The tag deciphers this pattern into a digital code, forming a distinct fingerprint for the item, which is then compared to a database for authentication.
Testing Effectivity
To confirm the tag's effectiveness, engineers created a compact, light-powered chip and developed a machine-learning model to identify similar adhesive patterns with 99% accuracy.
When it was time to test the antitampering tag, Lee encountered a significant challenge: acquiring precise measurements to determine the similarity between two glue patterns proved to be extremely difficult and time-consuming.
Seeking a solution, Lee enlisted the help of a colleague from the MIT Computer Science and Artificial Intelligence Laboratory (CSAIL).
Together, they addressed the issue by harnessing the power of artificial intelligence (AI). Through rigorous training, they developed a machine-learning model capable of accurately comparing glue patterns, achieving a remarkable accuracy rate exceeding 99%.
Despite the success of their approach, Interesting Engineering reported that Lee acknowledges a limitation: the demonstration relied on a limited data sample.
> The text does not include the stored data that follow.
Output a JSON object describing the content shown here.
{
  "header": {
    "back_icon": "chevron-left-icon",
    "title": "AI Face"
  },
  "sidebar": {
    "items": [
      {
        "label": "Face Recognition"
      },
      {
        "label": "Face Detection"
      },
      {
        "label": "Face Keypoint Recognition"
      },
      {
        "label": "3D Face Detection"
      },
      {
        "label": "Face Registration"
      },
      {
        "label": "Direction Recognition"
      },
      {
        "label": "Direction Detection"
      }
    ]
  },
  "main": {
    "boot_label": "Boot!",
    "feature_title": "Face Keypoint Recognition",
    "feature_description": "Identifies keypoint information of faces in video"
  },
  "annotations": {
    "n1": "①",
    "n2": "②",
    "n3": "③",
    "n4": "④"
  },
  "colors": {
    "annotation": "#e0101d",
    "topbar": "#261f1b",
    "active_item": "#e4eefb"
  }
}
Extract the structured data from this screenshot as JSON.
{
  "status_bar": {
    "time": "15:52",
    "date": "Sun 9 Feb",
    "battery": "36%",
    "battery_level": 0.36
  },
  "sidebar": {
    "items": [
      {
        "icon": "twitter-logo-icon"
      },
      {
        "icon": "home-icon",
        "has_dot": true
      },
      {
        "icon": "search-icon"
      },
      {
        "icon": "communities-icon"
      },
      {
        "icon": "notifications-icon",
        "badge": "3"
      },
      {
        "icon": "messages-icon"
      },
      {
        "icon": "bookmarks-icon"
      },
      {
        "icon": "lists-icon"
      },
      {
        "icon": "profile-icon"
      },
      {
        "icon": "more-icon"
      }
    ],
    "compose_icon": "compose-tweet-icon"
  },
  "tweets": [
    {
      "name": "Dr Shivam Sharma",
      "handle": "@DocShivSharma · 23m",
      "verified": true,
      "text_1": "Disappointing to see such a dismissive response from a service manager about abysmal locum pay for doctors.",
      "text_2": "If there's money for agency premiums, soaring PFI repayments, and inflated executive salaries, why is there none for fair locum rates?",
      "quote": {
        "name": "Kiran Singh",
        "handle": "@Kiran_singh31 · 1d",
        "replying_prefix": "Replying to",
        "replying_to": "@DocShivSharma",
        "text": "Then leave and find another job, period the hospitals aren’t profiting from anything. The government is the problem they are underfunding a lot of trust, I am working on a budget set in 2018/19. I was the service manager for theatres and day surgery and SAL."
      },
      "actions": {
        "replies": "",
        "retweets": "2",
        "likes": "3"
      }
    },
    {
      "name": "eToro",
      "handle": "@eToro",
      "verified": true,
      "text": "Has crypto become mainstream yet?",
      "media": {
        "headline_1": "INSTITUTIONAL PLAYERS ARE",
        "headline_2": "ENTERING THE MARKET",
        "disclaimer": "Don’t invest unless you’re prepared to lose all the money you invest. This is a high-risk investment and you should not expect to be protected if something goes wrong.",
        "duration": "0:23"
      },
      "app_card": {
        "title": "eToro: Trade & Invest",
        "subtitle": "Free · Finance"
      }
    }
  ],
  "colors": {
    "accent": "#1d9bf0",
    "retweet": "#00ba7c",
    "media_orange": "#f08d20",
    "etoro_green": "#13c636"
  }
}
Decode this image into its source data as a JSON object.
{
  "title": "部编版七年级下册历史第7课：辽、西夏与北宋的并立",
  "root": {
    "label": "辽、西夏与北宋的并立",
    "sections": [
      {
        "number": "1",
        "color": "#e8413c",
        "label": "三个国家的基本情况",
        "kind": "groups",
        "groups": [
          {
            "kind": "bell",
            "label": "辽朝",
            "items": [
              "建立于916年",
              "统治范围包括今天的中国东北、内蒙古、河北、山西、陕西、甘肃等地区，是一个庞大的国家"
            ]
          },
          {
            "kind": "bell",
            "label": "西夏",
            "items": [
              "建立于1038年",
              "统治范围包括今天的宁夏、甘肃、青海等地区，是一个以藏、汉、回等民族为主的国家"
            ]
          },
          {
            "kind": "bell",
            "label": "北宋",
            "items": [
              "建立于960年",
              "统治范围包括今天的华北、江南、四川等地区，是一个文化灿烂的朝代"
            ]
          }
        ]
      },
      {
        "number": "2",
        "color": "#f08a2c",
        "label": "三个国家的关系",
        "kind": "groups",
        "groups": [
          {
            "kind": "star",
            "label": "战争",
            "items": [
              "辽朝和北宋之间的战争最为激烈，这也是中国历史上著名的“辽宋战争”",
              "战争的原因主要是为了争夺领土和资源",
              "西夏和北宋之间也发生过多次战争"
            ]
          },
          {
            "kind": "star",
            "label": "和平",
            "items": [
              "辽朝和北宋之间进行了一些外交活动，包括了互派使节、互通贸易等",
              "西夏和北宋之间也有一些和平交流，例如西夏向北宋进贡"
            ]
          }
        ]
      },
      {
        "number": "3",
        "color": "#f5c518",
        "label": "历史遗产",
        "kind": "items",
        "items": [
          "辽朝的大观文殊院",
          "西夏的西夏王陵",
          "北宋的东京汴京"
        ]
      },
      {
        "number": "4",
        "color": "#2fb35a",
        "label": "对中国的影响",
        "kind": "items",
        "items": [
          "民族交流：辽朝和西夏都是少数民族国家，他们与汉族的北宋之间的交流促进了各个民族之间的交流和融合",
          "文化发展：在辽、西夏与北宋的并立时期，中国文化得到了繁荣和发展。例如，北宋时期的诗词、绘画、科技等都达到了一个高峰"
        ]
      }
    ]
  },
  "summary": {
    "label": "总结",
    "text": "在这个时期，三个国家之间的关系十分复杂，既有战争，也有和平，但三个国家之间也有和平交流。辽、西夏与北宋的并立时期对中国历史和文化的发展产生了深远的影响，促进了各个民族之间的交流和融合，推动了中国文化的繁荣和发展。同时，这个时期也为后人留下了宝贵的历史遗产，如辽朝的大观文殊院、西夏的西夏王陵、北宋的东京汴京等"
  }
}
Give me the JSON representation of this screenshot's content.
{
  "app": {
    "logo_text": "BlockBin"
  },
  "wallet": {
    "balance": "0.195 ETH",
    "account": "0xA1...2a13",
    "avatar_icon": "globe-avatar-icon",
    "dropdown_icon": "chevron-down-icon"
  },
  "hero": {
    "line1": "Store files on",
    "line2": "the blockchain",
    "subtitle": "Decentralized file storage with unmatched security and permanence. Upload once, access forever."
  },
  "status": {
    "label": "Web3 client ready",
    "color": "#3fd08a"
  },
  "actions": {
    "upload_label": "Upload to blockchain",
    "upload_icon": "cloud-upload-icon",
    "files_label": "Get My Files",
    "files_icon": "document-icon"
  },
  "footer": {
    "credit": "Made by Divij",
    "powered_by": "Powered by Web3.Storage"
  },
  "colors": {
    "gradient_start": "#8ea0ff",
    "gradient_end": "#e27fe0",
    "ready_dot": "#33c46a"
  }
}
However, he remains optimistic, noting the potential for improvement with the deployment of a larger number of tags in supply chains, which would provide ample data for refining the neural network.
Moreover, the authentication system faces constraints due to the characteristics of terahertz waves. These waves experience high levels of loss during transmission, necessitating a short distance of approximately 4 centimeters between the sensor and tag for accurate readings.
While suitable for applications like barcode scanning, this proximity poses challenges for other potential uses, such as automated highway toll booths. Additionally, the angle between the sensor and tag must be less than 10 degrees to prevent degradation of the terahertz signal.